To determine the best-fitting polynomial degree, we try different degrees (for example, from 1 to 5) and compute the MSE for each degree:
$$
\text{MSE}(d) = \frac{1}{m} \sum_{i=1}^{m} (y_i - \hat{y}_i(d))^2
$$

In [None]:
import pandas as pd
import numpy as np
import matplotlib.pyplot as plt
from sklearn.linear_model import LinearRegression
from sklearn.preprocessing import PolynomialFeatures
from sklearn.metrics import mean_squared_error

data = pd.read_csv('solution_us14.csv', sep=";")

data['size'] = data['size'].astype(str).str.replace(',', '.').astype(float)
data['time'] = data['time'].astype(str).str.replace(',', '.').astype(float)

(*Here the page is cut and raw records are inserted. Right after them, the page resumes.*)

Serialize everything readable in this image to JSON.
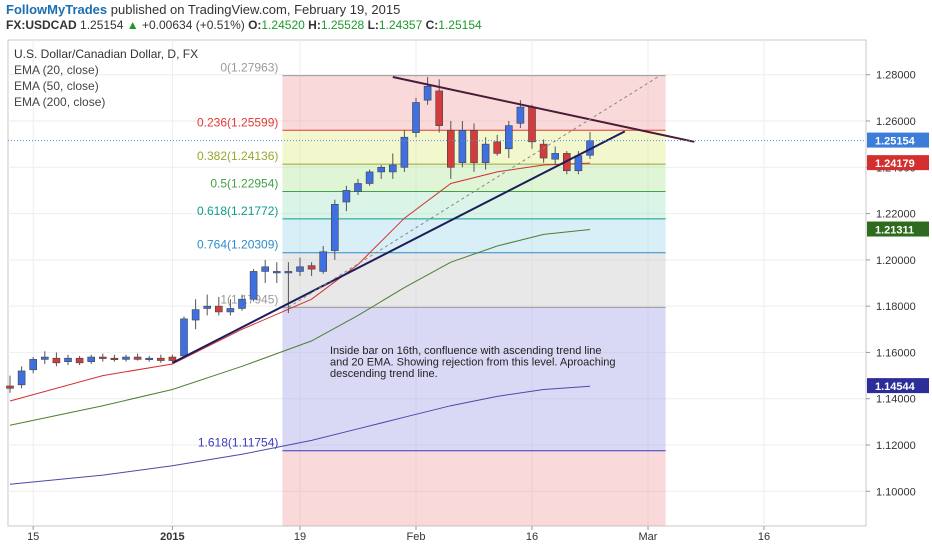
{
  "header": {
    "brand": "FollowMyTrades",
    "published": "published on TradingView.com, February 19, 2015",
    "symbol": "FX:USDCAD",
    "last": "1.25154",
    "change": "+0.00634 (+0.51%)",
    "o_label": "O:",
    "o_val": "1.24520",
    "h_label": "H:",
    "h_val": "1.25528",
    "l_label": "L:",
    "l_val": "1.24357",
    "c_label": "C:",
    "c_val": "1.25154"
  },
  "chart_data": {
    "type": "candlestick",
    "title": "U.S. Dollar/Canadian Dollar, D, FX",
    "indicators": [
      "EMA (20, close)",
      "EMA (50, close)",
      "EMA (200, close)"
    ],
    "yticks": [
      "1.28000",
      "1.26000",
      "1.24000",
      "1.22000",
      "1.20000",
      "1.18000",
      "1.16000",
      "1.14000",
      "1.12000",
      "1.10000"
    ],
    "ylim": [
      1.085,
      1.295
    ],
    "xticks": [
      {
        "label": "15",
        "bar": 2
      },
      {
        "label": "2015",
        "bar": 14
      },
      {
        "label": "19",
        "bar": 25
      },
      {
        "label": "Feb",
        "bar": 35
      },
      {
        "label": "16",
        "bar": 45
      },
      {
        "label": "Mar",
        "bar": 55
      },
      {
        "label": "16",
        "bar": 65
      }
    ],
    "candles": [
      {
        "o": 1.1455,
        "h": 1.15,
        "l": 1.1425,
        "c": 1.1445
      },
      {
        "o": 1.146,
        "h": 1.154,
        "l": 1.1445,
        "c": 1.152
      },
      {
        "o": 1.1525,
        "h": 1.158,
        "l": 1.151,
        "c": 1.157
      },
      {
        "o": 1.157,
        "h": 1.1605,
        "l": 1.155,
        "c": 1.158
      },
      {
        "o": 1.1575,
        "h": 1.16,
        "l": 1.154,
        "c": 1.1555
      },
      {
        "o": 1.156,
        "h": 1.159,
        "l": 1.1545,
        "c": 1.1575
      },
      {
        "o": 1.1575,
        "h": 1.1585,
        "l": 1.1545,
        "c": 1.1555
      },
      {
        "o": 1.156,
        "h": 1.159,
        "l": 1.155,
        "c": 1.158
      },
      {
        "o": 1.158,
        "h": 1.1595,
        "l": 1.156,
        "c": 1.1575
      },
      {
        "o": 1.1575,
        "h": 1.159,
        "l": 1.156,
        "c": 1.157
      },
      {
        "o": 1.157,
        "h": 1.159,
        "l": 1.156,
        "c": 1.158
      },
      {
        "o": 1.158,
        "h": 1.1595,
        "l": 1.1565,
        "c": 1.157
      },
      {
        "o": 1.157,
        "h": 1.1585,
        "l": 1.156,
        "c": 1.1575
      },
      {
        "o": 1.1575,
        "h": 1.159,
        "l": 1.1555,
        "c": 1.1565
      },
      {
        "o": 1.158,
        "h": 1.159,
        "l": 1.1555,
        "c": 1.1565
      },
      {
        "o": 1.1585,
        "h": 1.1755,
        "l": 1.158,
        "c": 1.1745
      },
      {
        "o": 1.174,
        "h": 1.183,
        "l": 1.17,
        "c": 1.1785
      },
      {
        "o": 1.179,
        "h": 1.185,
        "l": 1.176,
        "c": 1.18
      },
      {
        "o": 1.18,
        "h": 1.184,
        "l": 1.176,
        "c": 1.1775
      },
      {
        "o": 1.1775,
        "h": 1.183,
        "l": 1.176,
        "c": 1.179
      },
      {
        "o": 1.179,
        "h": 1.185,
        "l": 1.178,
        "c": 1.183
      },
      {
        "o": 1.183,
        "h": 1.196,
        "l": 1.182,
        "c": 1.195
      },
      {
        "o": 1.195,
        "h": 1.2,
        "l": 1.19,
        "c": 1.197
      },
      {
        "o": 1.195,
        "h": 1.199,
        "l": 1.19,
        "c": 1.195
      },
      {
        "o": 1.195,
        "h": 1.199,
        "l": 1.177,
        "c": 1.195
      },
      {
        "o": 1.195,
        "h": 1.201,
        "l": 1.193,
        "c": 1.197
      },
      {
        "o": 1.1975,
        "h": 1.199,
        "l": 1.193,
        "c": 1.196
      },
      {
        "o": 1.195,
        "h": 1.206,
        "l": 1.194,
        "c": 1.2035
      },
      {
        "o": 1.204,
        "h": 1.226,
        "l": 1.2,
        "c": 1.224
      },
      {
        "o": 1.225,
        "h": 1.232,
        "l": 1.221,
        "c": 1.23
      },
      {
        "o": 1.2295,
        "h": 1.235,
        "l": 1.228,
        "c": 1.233
      },
      {
        "o": 1.233,
        "h": 1.239,
        "l": 1.232,
        "c": 1.238
      },
      {
        "o": 1.238,
        "h": 1.241,
        "l": 1.235,
        "c": 1.24
      },
      {
        "o": 1.238,
        "h": 1.246,
        "l": 1.235,
        "c": 1.241
      },
      {
        "o": 1.24,
        "h": 1.256,
        "l": 1.238,
        "c": 1.253
      },
      {
        "o": 1.255,
        "h": 1.27,
        "l": 1.253,
        "c": 1.268
      },
      {
        "o": 1.269,
        "h": 1.279,
        "l": 1.267,
        "c": 1.275
      },
      {
        "o": 1.273,
        "h": 1.278,
        "l": 1.255,
        "c": 1.258
      },
      {
        "o": 1.256,
        "h": 1.26,
        "l": 1.235,
        "c": 1.24
      },
      {
        "o": 1.242,
        "h": 1.26,
        "l": 1.24,
        "c": 1.256
      },
      {
        "o": 1.256,
        "h": 1.259,
        "l": 1.238,
        "c": 1.242
      },
      {
        "o": 1.242,
        "h": 1.253,
        "l": 1.239,
        "c": 1.25
      },
      {
        "o": 1.251,
        "h": 1.254,
        "l": 1.245,
        "c": 1.246
      },
      {
        "o": 1.248,
        "h": 1.26,
        "l": 1.244,
        "c": 1.258
      },
      {
        "o": 1.259,
        "h": 1.269,
        "l": 1.257,
        "c": 1.266
      },
      {
        "o": 1.266,
        "h": 1.267,
        "l": 1.248,
        "c": 1.251
      },
      {
        "o": 1.25,
        "h": 1.252,
        "l": 1.242,
        "c": 1.244
      },
      {
        "o": 1.2435,
        "h": 1.249,
        "l": 1.241,
        "c": 1.246
      },
      {
        "o": 1.246,
        "h": 1.247,
        "l": 1.237,
        "c": 1.2385
      },
      {
        "o": 1.2385,
        "h": 1.247,
        "l": 1.237,
        "c": 1.245
      },
      {
        "o": 1.2452,
        "h": 1.2553,
        "l": 1.2436,
        "c": 1.2515
      }
    ],
    "ema20": [
      [
        0,
        1.139
      ],
      [
        8,
        1.15
      ],
      [
        14,
        1.155
      ],
      [
        20,
        1.17
      ],
      [
        26,
        1.183
      ],
      [
        30,
        1.198
      ],
      [
        34,
        1.218
      ],
      [
        38,
        1.233
      ],
      [
        42,
        1.238
      ],
      [
        46,
        1.241
      ],
      [
        50,
        1.2418
      ]
    ],
    "ema50": [
      [
        0,
        1.1285
      ],
      [
        8,
        1.137
      ],
      [
        14,
        1.144
      ],
      [
        20,
        1.154
      ],
      [
        26,
        1.165
      ],
      [
        30,
        1.176
      ],
      [
        34,
        1.188
      ],
      [
        38,
        1.199
      ],
      [
        42,
        1.206
      ],
      [
        46,
        1.211
      ],
      [
        50,
        1.2131
      ]
    ],
    "ema200": [
      [
        0,
        1.103
      ],
      [
        8,
        1.107
      ],
      [
        14,
        1.111
      ],
      [
        20,
        1.116
      ],
      [
        26,
        1.122
      ],
      [
        30,
        1.127
      ],
      [
        34,
        1.132
      ],
      [
        38,
        1.137
      ],
      [
        42,
        1.141
      ],
      [
        46,
        1.144
      ],
      [
        50,
        1.1454
      ]
    ],
    "fib": {
      "start_bar": 24,
      "end_bar": 56,
      "levels": [
        {
          "label": "0(1.27963)",
          "value": 1.27963,
          "color": "#9a9a9a"
        },
        {
          "label": "0.236(1.25599)",
          "value": 1.25599,
          "color": "#e53935"
        },
        {
          "label": "0.382(1.24136)",
          "value": 1.24136,
          "color": "#9aa72a"
        },
        {
          "label": "0.5(1.22954)",
          "value": 1.22954,
          "color": "#43a047"
        },
        {
          "label": "0.618(1.21772)",
          "value": 1.21772,
          "color": "#0f9d8a"
        },
        {
          "label": "0.764(1.20309)",
          "value": 1.20309,
          "color": "#2e8cc8"
        },
        {
          "label": "1(1.17945)",
          "value": 1.17945,
          "color": "#9a9a9a"
        },
        {
          "label": "1.618(1.11754)",
          "value": 1.11754,
          "color": "#3b3bbf"
        }
      ]
    },
    "trend_lines": [
      {
        "from": [
          14,
          1.1555
        ],
        "to": [
          53,
          1.2555
        ],
        "color": "#1d1d5c"
      },
      {
        "from": [
          33,
          1.279
        ],
        "to": [
          59,
          1.251
        ],
        "color": "#4a1c3a"
      },
      {
        "from": [
          24,
          1.1795
        ],
        "to": [
          56,
          1.2795
        ],
        "color": "#888888",
        "dashed": true
      }
    ],
    "annotation": "Inside bar on 16th, confluence with ascending trend line and 20 EMA. Showing rejection from this level. Aproaching descending trend line.",
    "price_labels": [
      {
        "text": "1.25154",
        "value": 1.25154,
        "color": "#ffffff",
        "bg": "#3b7dd8"
      },
      {
        "text": "1.24179",
        "value": 1.24179,
        "color": "#ffffff",
        "bg": "#d32f2f"
      },
      {
        "text": "1.21311",
        "value": 1.21311,
        "color": "#ffffff",
        "bg": "#2e6b1e"
      },
      {
        "text": "1.14544",
        "value": 1.14544,
        "color": "#ffffff",
        "bg": "#2d2d9a"
      }
    ],
    "colors": {
      "up": "#3f6fe0",
      "down": "#d23c3c",
      "ema20": "#d32f2f",
      "ema50": "#4c7f32",
      "ema200": "#4a4aa8",
      "last_price_line": "#5b8ee0"
    }
  }
}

X = data['size'].values.reshape(-1, 1)
y = data['time'].values

degrees = [1, 2, 3, 4, 5]
bestDegree = 0
bestMse = float('inf')
bestModel = None

for degree in degrees:
    polynomialFeatures = PolynomialFeatures(degree=degree)
    xPoly = polynomialFeatures.fit_transform(X)
    
    model = LinearRegression()
    model.fit(xPoly, y)
    
    yPred = model.predict(xPoly)
    mse = mean_squared_error(y, yPred)
    
    print(f'Degree: {degree}, MSE: {mse:.4f}')
    
    if mse < bestMse:
        bestMse = mse
        bestDegree = degree
        bestModel = model

polynomialFeatures = PolynomialFeatures(degree=bestDegree)
xPoly = polynomialFeatures.fit_transform(X)
yPred = bestModel.predict(xPoly)

print(f'The best-fitting polynomial degree is {bestDegree} with MSE {bestMse:.4f}')
plt.scatter(X, y, color='blue')
plt.plot(X, yPred, color='red')
plt.xlabel('Size')
plt.ylabel('Time')
plt.title(f'Polynomial Regression (Degree {bestDegree})')
plt.show()

### Conclusion

To finish what we can conclude from the results is:
1) The lower the MSE (Mean Squared Error) the better fitting polynomial degree.
2) The higher the polynomial degree the more accurate is the prediction.